(As promised, here’s my teenage daughter’s rebuttal to my iPhone 4S whining. Added bonus: she threw in a rant against her brother’s Droid 4)
Listen to your favorite new song by that British boy band you and your friends have become recently obsessed with stream out of your pocket. Fumble around in your pocket until you pull out your phone- streamlined, smooth, made of metal- classic and practically indestructible-but you keep the adorable designer phone case on it anyways. Slide the lock open to answer the call, talk to your best friend as she moans about how she knows no boys.
Decide to get some homework done while she mumbles on- email your french teacher about the new french vocabulary and your math teacher about that simple interest rate equation that nobody on Facebook can remember- as you’ve already checked multiple times in your super-secret group you set up for your class 5 minutes before. Finish talking to your friend and then send your mom directions to [another school] — she’s picking you up there later after the winter play.
Get on the bus ride home- the 6th graders are having a bus party and offer you a cupcake. Someone has their radio and you decide you love the song they’re playing. Go onto iTunes, the largest database of music for mobile devices in existence. Buy the song, it downloads in seconds. You also have a second copy on your computer automatically, just in case you need some homework motivation later.
Open up Pages, and continue writing that English essay that you started last night on your computer- finish it and save to all your devices. One more thing done.
Listen to music from Youtube — and play Temple Run, your new favorite game, at the same time. Get totally distracted from the awesomeness of the game, until Siri reminds you to get some work done, you idiot. Go to the [another school] play and get totally lost on campus.
While jogging through buildings you don’t recognize, tell Siri to text your friend for directions. The text is sent easily, and Siri calls you cupcake, making you smile. Finally get a call from your friend who goes to [another school], he gives you directions and you make it on time.
Enjoy the play, switching your phone to silent with a flip of a conveniently located switch on the side of your phone. Download all the pictures you took on your phone to Facebook. Show your friend that dress you’re planning on wearing to her Bat Mitzvah next weekend using the Nordstrom App. Take silly pictures with friends at the cast party with your amazing camera and make them your wallpaper for your phone, making you laugh every time you take it out. Get an email from your friend- your skit for drama class has been chosen for the Arts assembly this fall. Yes. Beat your friend in words with friends. Double yes.
Go to bed feeling giddy.
Hear the cliche wind chime noise emit from your phone- well, it could be yours, but who knows? everyone you know has the exact same ringtone. Curse under your breath as the awkward lock- 9 circles- won’t open because you’ve forgotten your overly complicated lock pattern. Again.

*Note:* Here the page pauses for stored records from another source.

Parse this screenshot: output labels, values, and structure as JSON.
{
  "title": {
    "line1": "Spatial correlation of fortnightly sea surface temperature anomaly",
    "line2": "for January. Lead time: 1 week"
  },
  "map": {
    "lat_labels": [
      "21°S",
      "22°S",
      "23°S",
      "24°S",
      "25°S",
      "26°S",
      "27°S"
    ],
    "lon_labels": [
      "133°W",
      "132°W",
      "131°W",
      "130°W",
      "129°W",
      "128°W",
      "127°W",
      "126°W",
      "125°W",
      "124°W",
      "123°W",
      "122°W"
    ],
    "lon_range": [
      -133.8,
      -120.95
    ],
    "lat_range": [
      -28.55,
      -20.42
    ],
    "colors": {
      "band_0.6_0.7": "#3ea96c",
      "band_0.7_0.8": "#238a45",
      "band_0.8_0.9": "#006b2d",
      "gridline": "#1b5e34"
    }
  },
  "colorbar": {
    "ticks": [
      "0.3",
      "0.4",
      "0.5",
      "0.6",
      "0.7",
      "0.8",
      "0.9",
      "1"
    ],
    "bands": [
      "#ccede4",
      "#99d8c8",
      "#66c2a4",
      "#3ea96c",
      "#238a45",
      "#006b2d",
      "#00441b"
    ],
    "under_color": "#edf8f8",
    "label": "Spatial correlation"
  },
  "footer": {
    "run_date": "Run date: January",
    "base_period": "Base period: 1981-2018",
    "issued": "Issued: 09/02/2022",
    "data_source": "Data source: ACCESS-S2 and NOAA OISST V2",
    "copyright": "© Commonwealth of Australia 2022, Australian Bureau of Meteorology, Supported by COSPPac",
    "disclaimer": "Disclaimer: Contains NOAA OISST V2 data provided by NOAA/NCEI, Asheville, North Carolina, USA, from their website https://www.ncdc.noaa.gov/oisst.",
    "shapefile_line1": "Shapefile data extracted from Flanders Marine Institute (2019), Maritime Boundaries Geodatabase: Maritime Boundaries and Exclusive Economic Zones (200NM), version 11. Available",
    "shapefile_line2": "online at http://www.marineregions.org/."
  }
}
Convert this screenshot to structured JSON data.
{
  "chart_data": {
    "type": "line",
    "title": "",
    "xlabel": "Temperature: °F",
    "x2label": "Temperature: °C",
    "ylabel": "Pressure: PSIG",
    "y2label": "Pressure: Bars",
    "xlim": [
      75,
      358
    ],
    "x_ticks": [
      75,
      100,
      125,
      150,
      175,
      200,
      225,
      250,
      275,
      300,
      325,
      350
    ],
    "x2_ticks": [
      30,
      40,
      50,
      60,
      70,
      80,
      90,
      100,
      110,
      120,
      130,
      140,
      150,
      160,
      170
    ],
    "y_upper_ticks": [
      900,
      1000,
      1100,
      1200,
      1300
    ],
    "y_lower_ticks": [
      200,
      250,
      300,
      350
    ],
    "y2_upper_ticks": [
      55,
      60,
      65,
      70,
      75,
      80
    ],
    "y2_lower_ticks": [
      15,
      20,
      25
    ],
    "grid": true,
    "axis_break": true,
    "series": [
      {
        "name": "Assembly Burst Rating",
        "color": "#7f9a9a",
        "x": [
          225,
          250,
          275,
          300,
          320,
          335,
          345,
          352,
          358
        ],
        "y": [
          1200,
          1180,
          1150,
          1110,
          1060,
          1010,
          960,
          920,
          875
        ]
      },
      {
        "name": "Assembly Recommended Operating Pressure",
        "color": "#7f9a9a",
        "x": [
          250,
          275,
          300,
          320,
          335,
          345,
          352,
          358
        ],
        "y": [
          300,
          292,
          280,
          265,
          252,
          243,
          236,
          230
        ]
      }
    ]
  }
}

When and if it finally opens, see the cliche wallpaper on your phone- weird black and grey lines- your phone obviously trying to cater to the overly “manly” and wannabe gangsters. You groan. You’d change it to one of the pictures you took with your friends last weekend with Apple Photo Booth, but you can’t connect your phone to your Mac. You also have a horrific camera, so that keeps you from making it anything cool either.
Waste way more money than you should because you have to re-buy every piece of music that you have on your computer. Accidentally log yourself out of your father’s Spotify account and mope. You have no music. Try Youtube, but you can’t do anything else if you do that — the music stops automatically when you close the app. Ugh.
Try and send your sister a text using a voice command app, but it won’t work. On top of that, you can’t even find anything because it’s all jumbled together- there aren’t any categories for easy access like there are on your sister’s iPhone. Stinks for you.
Drop your phone as you get on the bus. The cheap plastic of your cheap case cracks, which you were pretending was protecting the cheap plastic of your phone, although you know it wasn’t. Try and find your Google Maps app to find your way to the Starbucks where your meeting your friend uptown today.
But… where is it? You flip through countless pages of apps that you never use and are all seem to do the same thing. You start to question your purchase of this phone- something you should have done a while ago. More than half of these pages of apps are all Verizon technical stuff. What on earth is “My Verizon”? Are trying to sell you something all over again? ugh. And what is “Let’s Golf!” ? You never bought that. And TMZ? this stinks. You have an app to turn on your vibrate… this is pathetic.
Go to bed and try to set a reminder to go to the Apple store tomorrow and get this atrocity out of your life. But, alas, it doesn’t recognize the the word iPhone. Or any of the others, for that matter. See? Even your phone is in denial.
Go to bed crying about how terrible your life is.